The model is as follows:

Naive Bayes Classifier for Discrete Predictors

Call:
naiveBayes.default(x = testset2, y = cancer)

A-priori probabilities:
cancer
   no   yes 
0.645 0.355 

Conditional probabilities:
      x
cancer         f         m
   no  0.4573643 0.5426357
   yes 0.5774648 0.4225352

Obviously, males are more likely to have cancer compared to females (54% vs 46%).

# apply model on testset
testset2$predicted<-predict(model2, testset2)
testset2$cancer<-cancer

CrossTable(testset2$predicted, testset2$cancer, prop.chisq=F, prop.r=F, prop.c=F, prop.t = F)

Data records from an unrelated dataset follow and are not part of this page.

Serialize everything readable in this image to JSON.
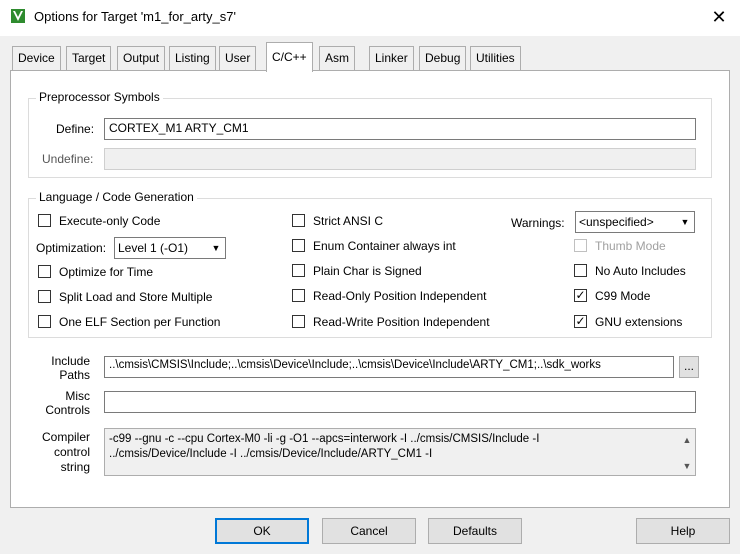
{
  "window": {
    "title": "Options for Target 'm1_for_arty_s7'",
    "close_glyph": "✕"
  },
  "tabs": [
    {
      "label": "Device"
    },
    {
      "label": "Target"
    },
    {
      "label": "Output"
    },
    {
      "label": "Listing"
    },
    {
      "label": "User"
    },
    {
      "label": "C/C++",
      "active": true
    },
    {
      "label": "Asm"
    },
    {
      "label": "Linker"
    },
    {
      "label": "Debug"
    },
    {
      "label": "Utilities"
    }
  ],
  "preprocessor": {
    "group_title": "Preprocessor Symbols",
    "define_label": "Define:",
    "define_value": "CORTEX_M1 ARTY_CM1",
    "undefine_label": "Undefine:",
    "undefine_value": ""
  },
  "language": {
    "group_title": "Language / Code Generation",
    "execute_only": {
      "label": "Execute-only Code",
      "checked": false
    },
    "optimization_label": "Optimization:",
    "optimization_value": "Level 1 (-O1)",
    "optimize_time": {
      "label": "Optimize for Time",
      "checked": false
    },
    "split_load": {
      "label": "Split Load and Store Multiple",
      "checked": false
    },
    "one_elf": {
      "label": "One ELF Section per Function",
      "checked": false
    },
    "strict_ansi": {
      "label": "Strict ANSI C",
      "checked": false
    },
    "enum_container": {
      "label": "Enum Container always int",
      "checked": false
    },
    "plain_char": {
      "label": "Plain Char is Signed",
      "checked": false
    },
    "ro_pi": {
      "label": "Read-Only Position Independent",
      "checked": false
    },
    "rw_pi": {
      "label": "Read-Write Position Independent",
      "checked": false
    },
    "warnings_label": "Warnings:",
    "warnings_value": "<unspecified>",
    "thumb_mode": {
      "label": "Thumb Mode",
      "checked": false,
      "disabled": true
    },
    "no_auto_includes": {
      "label": "No Auto Includes",
      "checked": false
    },
    "c99_mode": {
      "label": "C99 Mode",
      "checked": true
    },
    "gnu_extensions": {
      "label": "GNU extensions",
      "checked": true
    }
  },
  "include": {
    "label_line1": "Include",
    "label_line2": "Paths",
    "value": "..\\cmsis\\CMSIS\\Include;..\\cmsis\\Device\\Include;..\\cmsis\\Device\\Include\\ARTY_CM1;..\\sdk_works",
    "browse_label": "..."
  },
  "misc": {
    "label_line1": "Misc",
    "label_line2": "Controls",
    "value": ""
  },
  "compiler": {
    "label_line1": "Compiler",
    "label_line2": "control",
    "label_line3": "string",
    "line1": "-c99 --gnu -c --cpu Cortex-M0 -li -g -O1 --apcs=interwork -I ../cmsis/CMSIS/Include -I",
    "line2": "../cmsis/Device/Include -I ../cmsis/Device/Include/ARTY_CM1 -I"
  },
  "buttons": {
    "ok": "OK",
    "cancel": "Cancel",
    "defaults": "Defaults",
    "help": "Help"
  },
  "colors": {
    "dialog_bg": "#f0f0f0",
    "panel_bg": "#ffffff",
    "focus_blue": "#0078d7",
    "icon_green": "#2e8b2e"
  }
}
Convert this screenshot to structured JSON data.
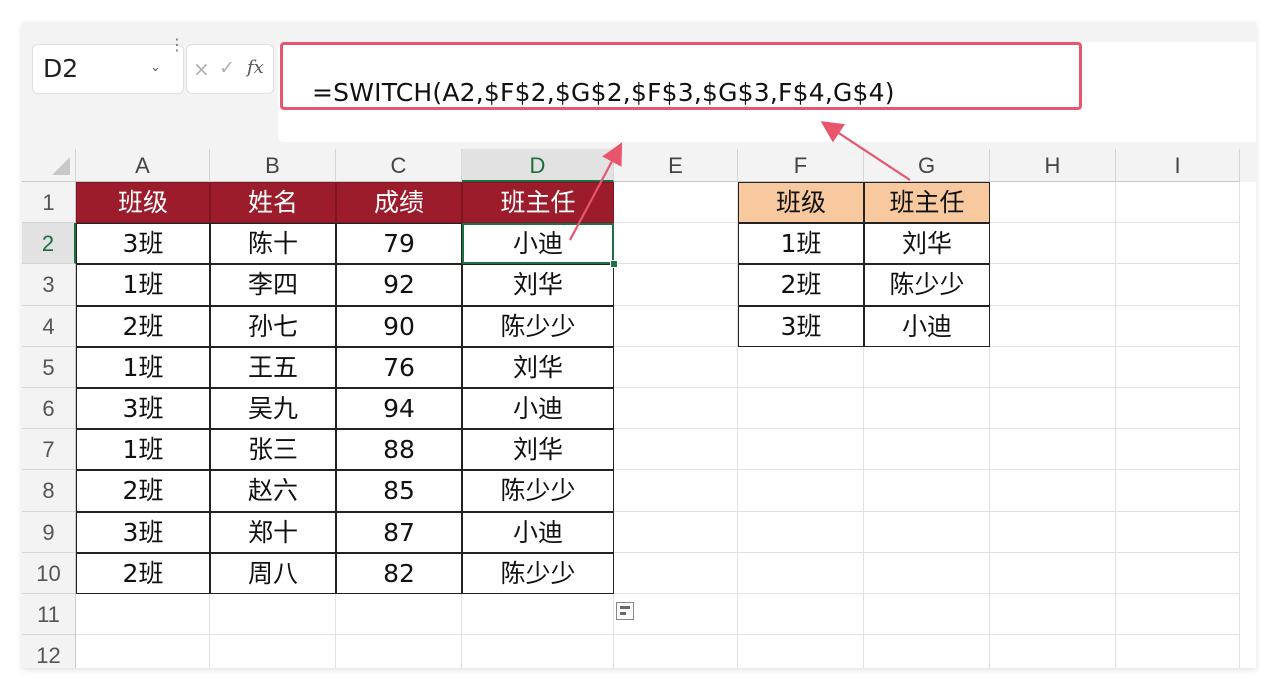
{
  "name_box": {
    "value": "D2"
  },
  "formula_bar": {
    "cancel_symbol": "×",
    "confirm_symbol": "✓",
    "fx_label": "fx",
    "formula": "=SWITCH(A2,$F$2,$G$2,$F$3,$G$3,F$4,G$4)"
  },
  "columns": [
    "A",
    "B",
    "C",
    "D",
    "E",
    "F",
    "G",
    "H",
    "I"
  ],
  "rows": [
    "1",
    "2",
    "3",
    "4",
    "5",
    "6",
    "7",
    "8",
    "9",
    "10",
    "11",
    "12"
  ],
  "main_table": {
    "headers": [
      "班级",
      "姓名",
      "成绩",
      "班主任"
    ],
    "rows": [
      [
        "3班",
        "陈十",
        "79",
        "小迪"
      ],
      [
        "1班",
        "李四",
        "92",
        "刘华"
      ],
      [
        "2班",
        "孙七",
        "90",
        "陈少少"
      ],
      [
        "1班",
        "王五",
        "76",
        "刘华"
      ],
      [
        "3班",
        "吴九",
        "94",
        "小迪"
      ],
      [
        "1班",
        "张三",
        "88",
        "刘华"
      ],
      [
        "2班",
        "赵六",
        "85",
        "陈少少"
      ],
      [
        "3班",
        "郑十",
        "87",
        "小迪"
      ],
      [
        "2班",
        "周八",
        "82",
        "陈少少"
      ]
    ]
  },
  "lookup_table": {
    "headers": [
      "班级",
      "班主任"
    ],
    "rows": [
      [
        "1班",
        "刘华"
      ],
      [
        "2班",
        "陈少少"
      ],
      [
        "3班",
        "小迪"
      ]
    ]
  },
  "colors": {
    "main_header_bg": "#9c1c2b",
    "lookup_header_bg": "#f8c99e",
    "highlight_border": "#e8566d",
    "selection": "#1e7145"
  }
}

Now, when I apply my model to the original data, all cases are classified as the same class:

Total Observations in Table:  200 

                   | testset2$cancer 
testset2$predicted |        no |       yes | Row Total | 
-------------------|-----------|-----------|-----------|
                no |       129 |        71 |       200 | 
-------------------|-----------|-----------|-----------|
      Column Total |       129 |        71 |       200 | 
-------------------|-----------|-----------|-----------|

Can anyone please explain me, why both females and males are assigned to the same class?


Solution

  • You are misinterpreting those outputs. When you print out model2 and see

    Conditional probabilities:
          x
    cancer         f         m
       no  0.4573643 0.5426357
       yes 0.5774648 0.4225352
    

    It is wrong to conclude "Obviously, males are more likely to have cancer compared to females (54% vs 46%)."

    What this table is telling us is the four numbers

    P(female | no cancer)     P(male | no cancer) 
    P(female | cancer)        P(male | cancer)
    

    It is easy to see this by looking at the output of

    table(cancer, testset2)
          testset2
    cancer  f  m
       no  59 70
       yes 41 30
    

    The first line of conditional probabilities from the model can be computed as follows: 129 people do not have cancer. 59/129 = 0.4573643 are female. 70/129 = 0.5426357 are male. So the way to read that first line is "Given that a patient does not have cancer, they are more likely to be male (54% vs 46%)".

    Now to your question: Can anyone please explain me, why both females and males are assigned to the same class?

    To decide which class males will be assigned to, you need to compare
    P(Cancer | Male) with P(No Cancer | male). Whichever is bigger, we will declare to indicate the class. When using Naïve Bayes, these are estimated by applying Bayes Rule to reformulate this as comparing

    P(Cancer | Male) = P(Male | Cancer) * P(Cancer) / P(Male)  
    with  
    P(No Cancer | Male) = P(Male | No Cancer) * P(No Cancer) / P(Male)
    

    The denominators are the same in both cases, so if we only care about which is bigger, we can compare the size of

    P(Male | Cancer) * P(Cancer) with P(Male | No Cancer) * P(No Cancer)

    These are exactly the figures being reported when you print out the model.

    So, for the males

    P(Male | Cancer) * P(Cancer)        = 0.4225352 * 0.355 = 0.15
    P(Male | No Cancer) * P(No Cancer)  = 0.5426357 * 0.645 = 0.35
    

    (Note: these are not real probabilities because we ignored the denominator P(Male) ) Since No Cancer has the higher number, we predict No Cancer for males.

    Similarly, for females we compute

    P(Female | Cancer) * P(Cancer)      = 0.5774648 * 0.355 = 0.205
    P(Female | No Cancer) * P(No Cancer)    = 0.4573643 * 0.645 = 0.295
    

    and for females too we predict no cancer. It may be useful to emphasize this calculation for females. Even though P(Female | Cancer) > P(Female | No Cancer), these are weighted by the overall probabilities P(Cancer) and P(No Cancer).
    Since overall it is more likely to have No Cancer rather than Cancer, that switches which is bigger. Naïve Bayes predicts No Cancer for both genders.